Coming out of his thoughts, Raistlin looked up from the carpet at the wall behind the bed. He stared, knowing this was what he had been looking for: on the wall, just above the skirting board and almost hidden behind the bedside table, ran a series of thin purple streaks to which hung grey specks of ash. Magical residue - but not of the typical sort: the purple streaks glittered still, as if the magic giving birth to them had been cast just a while before he entered the room. With a tingling sense of curiosity, Raistlin leaned closer and ran his hand along the wall. All the other surfaces were heated by the sun, but the purple area was cold to the touch, and when he took his hand back, his fingers were covered in bluish ash.
A simple farmer, presumably no more literate than his daughter. But he had cut her throat with magic that did not resemble anything Raistlin had ever seen before. How was that possible?
He stood up from his squatting position, looking around him at the green curtains and the plain furniture, as if the empty room could provide him with an explanation. "Why don't you show yourself, Venegas?" he said in a loud harsh voice. "You scared of me? Sent a little girl to do your job?" He wheeled around: behind him, to his left, he was certain he had heard a low chuckle of laughter, somehow familiar and yet unreachable.
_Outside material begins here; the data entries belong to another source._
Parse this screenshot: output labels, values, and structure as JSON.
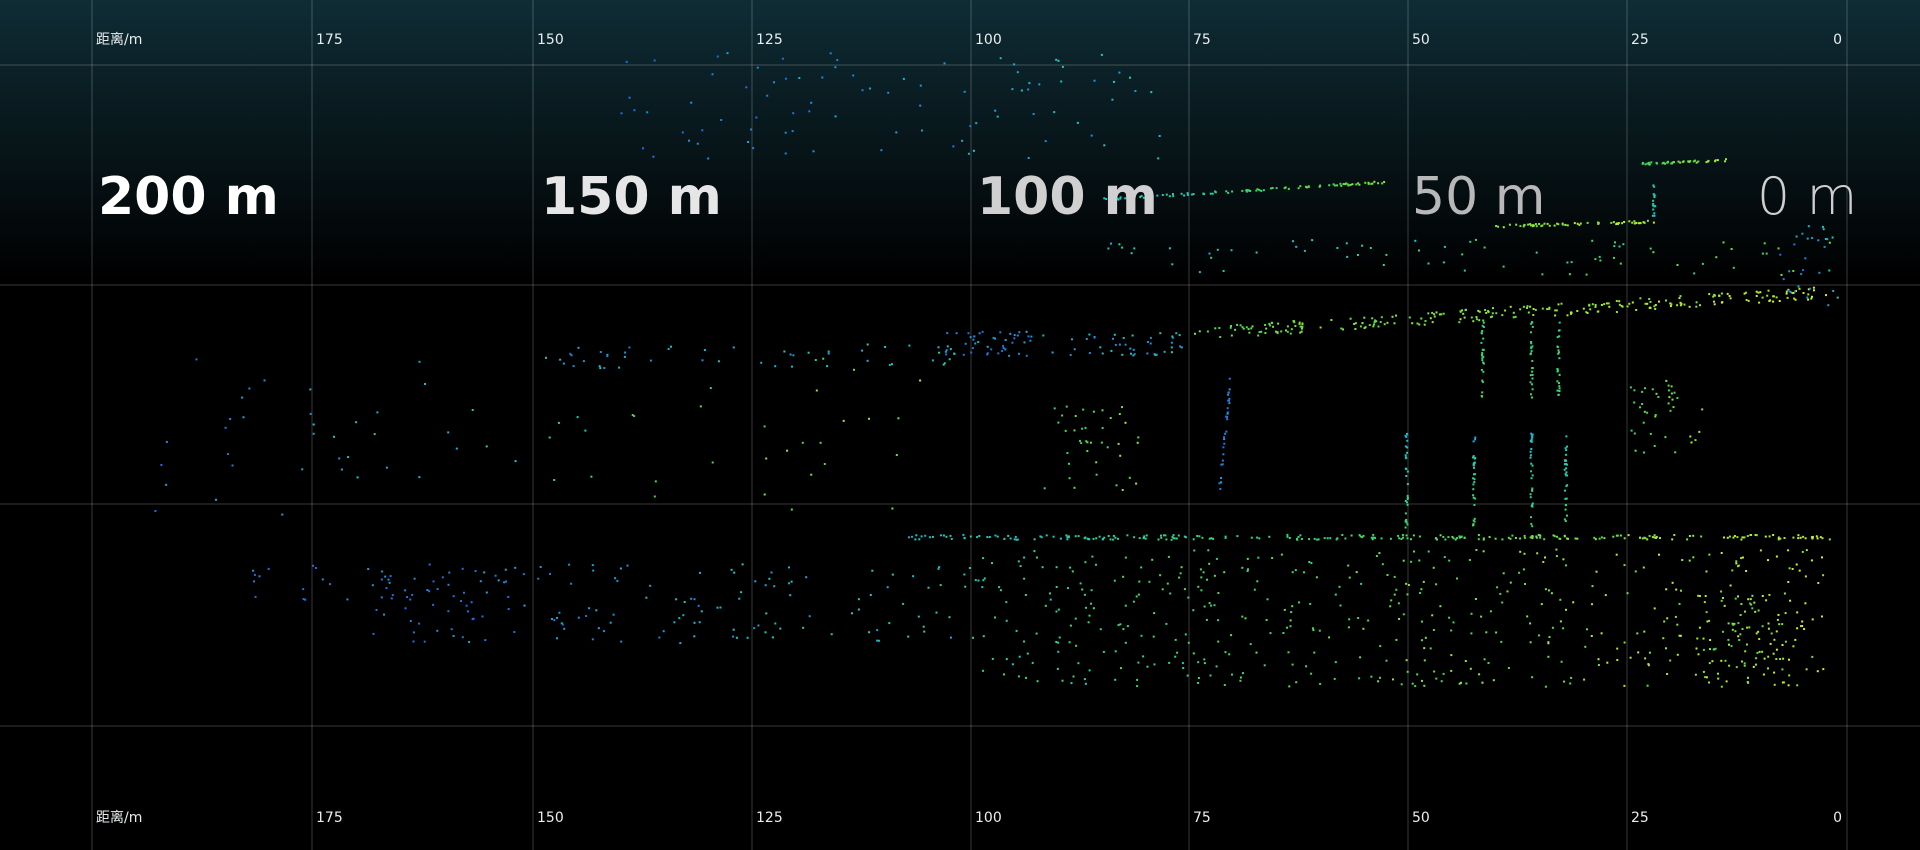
{
  "axis_top": {
    "unit_label": "距离/m",
    "ticks": [
      "175",
      "150",
      "125",
      "100",
      "75",
      "50",
      "25",
      "0"
    ]
  },
  "axis_bottom": {
    "unit_label": "距离/m",
    "ticks": [
      "175",
      "150",
      "125",
      "100",
      "75",
      "50",
      "25",
      "0"
    ]
  },
  "distance_labels": [
    "200 m",
    "150 m",
    "100 m",
    "50 m",
    "0 m"
  ]
}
Feeling groggy and drowsy all of a sudden, he went to close the curtains, plunging the room back into the still, centuries-long darkness. "They" had insisted that Jarek put him into the adjacent room? Mishakal? Was this some sort of trial, a test to see if they could really let him go free? Or a long, drawn-out game of revenge designed by his old nemesis the Queen?
Maybe he should go downstairs and ask Jarek if the guest registers from 105 AC were still there. He could leaf through them, see if he could find the name of the elf and find out if he was still alive, then track him down... He rubbed his temples, trying to keep hold of his thoughts that seemed scattered and unhinged. This was getting too far. He didn't have the time for this.
And yet there was a compelling sensation that he was approaching the edges of something he could not pass; like a sentence without a full stop, or a tale without a teller.